Menteri PU Dody Hanggodo Tinjau Gempa NTT di Nagekeo Usai Pimpin Upacara HUT ke-81

Penulis: Redaksi  •  Selasa, 18 Agustus 2026 | 11:43:31 WIB
Menteri PU Dody Hanggodo meninjau dampak gempa bumi di Kabupaten Nagekeo, NTT, usai memimpin upacara HUT ke-81.

JAKARTA — Presiden telah memberi instruksi tegas agar respons bencana tidak berlarut-larut, dan Menteri Pekerjaan Umum (PU) Dody Hanggodo langsung menindaklanjutinya dengan turun ke Kabupaten Nagekeo, Nusa Tenggara Timur (NTT), yang baru saja diguncang gempa bumi.

Kunjungan itu dilakukan segera setelah Dody memimpin Upacara Peringatan HUT ke-81 Kemerdekaan Republik Indonesia di Stadion Marilonga, Kabupaten Ende, Senin (17/8/2026).

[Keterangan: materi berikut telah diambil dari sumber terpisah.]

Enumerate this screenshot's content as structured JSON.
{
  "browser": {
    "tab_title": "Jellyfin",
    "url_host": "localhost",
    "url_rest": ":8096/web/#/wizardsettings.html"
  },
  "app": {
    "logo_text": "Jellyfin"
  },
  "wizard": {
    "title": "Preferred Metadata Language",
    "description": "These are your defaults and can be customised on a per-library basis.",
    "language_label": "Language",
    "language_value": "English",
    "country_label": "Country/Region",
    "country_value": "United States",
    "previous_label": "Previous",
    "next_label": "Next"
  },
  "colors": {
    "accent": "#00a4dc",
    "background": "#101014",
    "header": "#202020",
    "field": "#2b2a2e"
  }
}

Di lokasi, ia menggelar koordinasi dengan pemerintah daerah setempat untuk memantau kondisi pascabencana dan menginventarisasi kebutuhan mendesak warga yang terdampak. Penanganan diarahkan pada skala prioritas, terutama infrastruktur vital yang memengaruhi mobilitas masyarakat dan layanan publik dasar.

"Arahan dari Bapak Presiden sudah sangat jelas, ketika terjadi bencana, tidak boleh dibiarkan terlalu lama. Secepat-cepatnya harus kita tangani dan kita pulihkan," kata Menteri PU Dody dalam rapat koordinasi di Nagekeo.

Dody pun meminta pemda segera menyerahkan data awal titik-titik kerusakan infrastruktur sebagai pijakan bagi tim Kementerian PU untuk turun ke lapangan.

"Untuk tahap pertama, tidak perlu terlalu detail dulu. Saya tahu data bencana pasti terus bertambah. Hari ini mungkin sekian, besok bisa bertambah lagi. Data awal saja diberikan kepada kami, kemudian tim bisa segera berkoordinasi dengan kepala daerah untuk mengecek satu per satu dan mulai bekerja," ujar Dody Hanggodo.

Ia menekankan bahwa pemulihan wajib memprioritaskan fasilitas paling krusial bagi warga, sehingga pemda diminta menyampaikan area yang butuh penanganan darurat.

"Mana yang prioritas dan mana yang membutuhkan penanganan segera, itu yang kita mulai kerjakan. Kalau dari pemerintah kabupaten ada yang mau diajukan, silakan disampaikan. Pemerintah pusat memang berkewajiban membantu, dan kepala daerah juga menjadi perpanjangan tangan pemerintah pusat di daerah," kata Menteri PU Dody.

Di sisi lain, Kementerian PU telah menggerakkan langkah tanggap darurat lewat Direktorat Jenderal Cipta Karya dengan memobilisasi distribusi air bersih, sementara Balai Pelaksanaan Jalan Nasional (BPJN) NTT membersihkan titik longsor di ruas Wolowaru-Maumere, Malwatar-Batas Kota Ruteng, serta Aegela-Batas Kota Ende.